Aussie software used for billion dollar funds management

Aussie software trawls commodity markets

Australian-based commodity future advisors Global Commodities has rolled out Aussie designed software to automatically manage customer investment funds without the need to hire more staff.

Global Commodities monitors 22 markets broken up into four commodities and specifically needed an application to interrogate data relating to commodity exchanges and determine if various prices show value and are a worthy investment.

In 2005 Global Commodities approached local development firm Groundhog to build an application to manage funds in excess of $1 billion so the company did not need to hire more staff.

The software, called Commager, had to be specifically designed to eliminate the risk associated with only one person within Global Commodities knowing how to use it, and one developer knowing how it was built.

Global Commodities CEO Greg Smith said essentially they wanted a robust, bullet proof application that does not need a team of people to extract information from it.

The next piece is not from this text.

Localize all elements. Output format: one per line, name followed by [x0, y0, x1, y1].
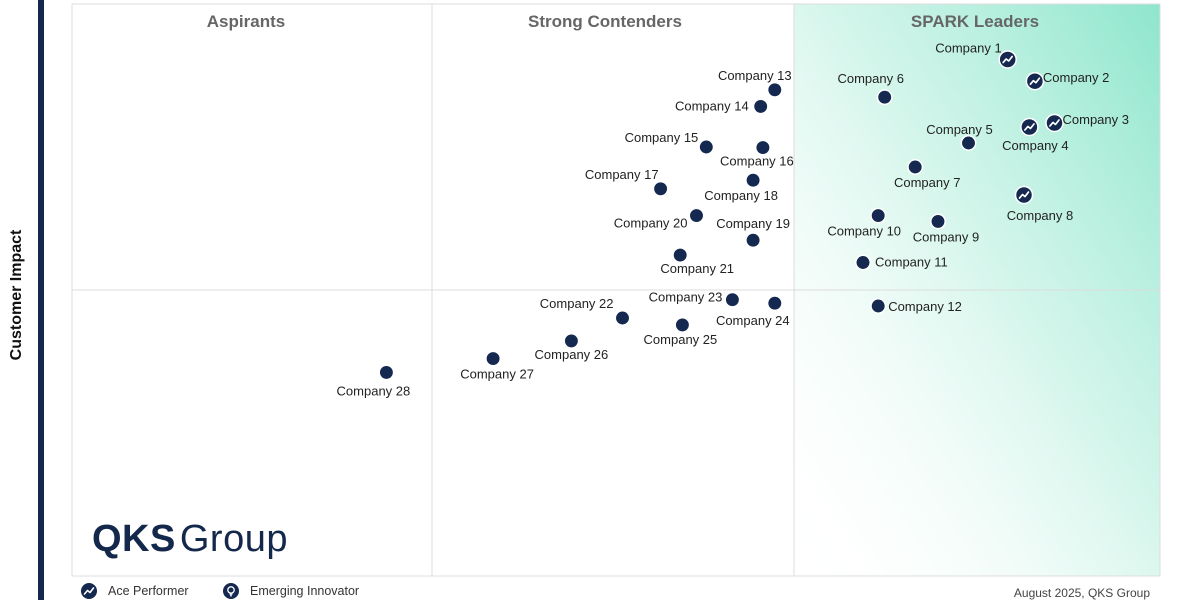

"Commager assists us in two ways; firstly it eliminates "key man risk" - the dependence on a specialist employee - because any member of our staff can run the application, and also it means we don't need a large workforce to manage the capital as we currently have a team of five experienced people," Smith said.

"Most boutique fund managers employ an in-house programmer which can be to their detriment, as they are dependent on usually one person and also I have found they would not deliver on time or worse not build what was required.

"Groundhog, however, had a team work on our project which neutralizes the risk associated with having one person and they documented clearly each stage of the build process, so we could monitor and comment as the project progressed."

Commager works by trawling commodity sectors such as Hydrocarbons and energy, grains, metals and soft commodities like sugar, coffee or cotton.

The commodity investments are benchmarked against the Goldman Sachs Commodity Index (24 commodities from all commodity sectors) and the Commodity Research Bureau (CRB Index 19 commodity future prices).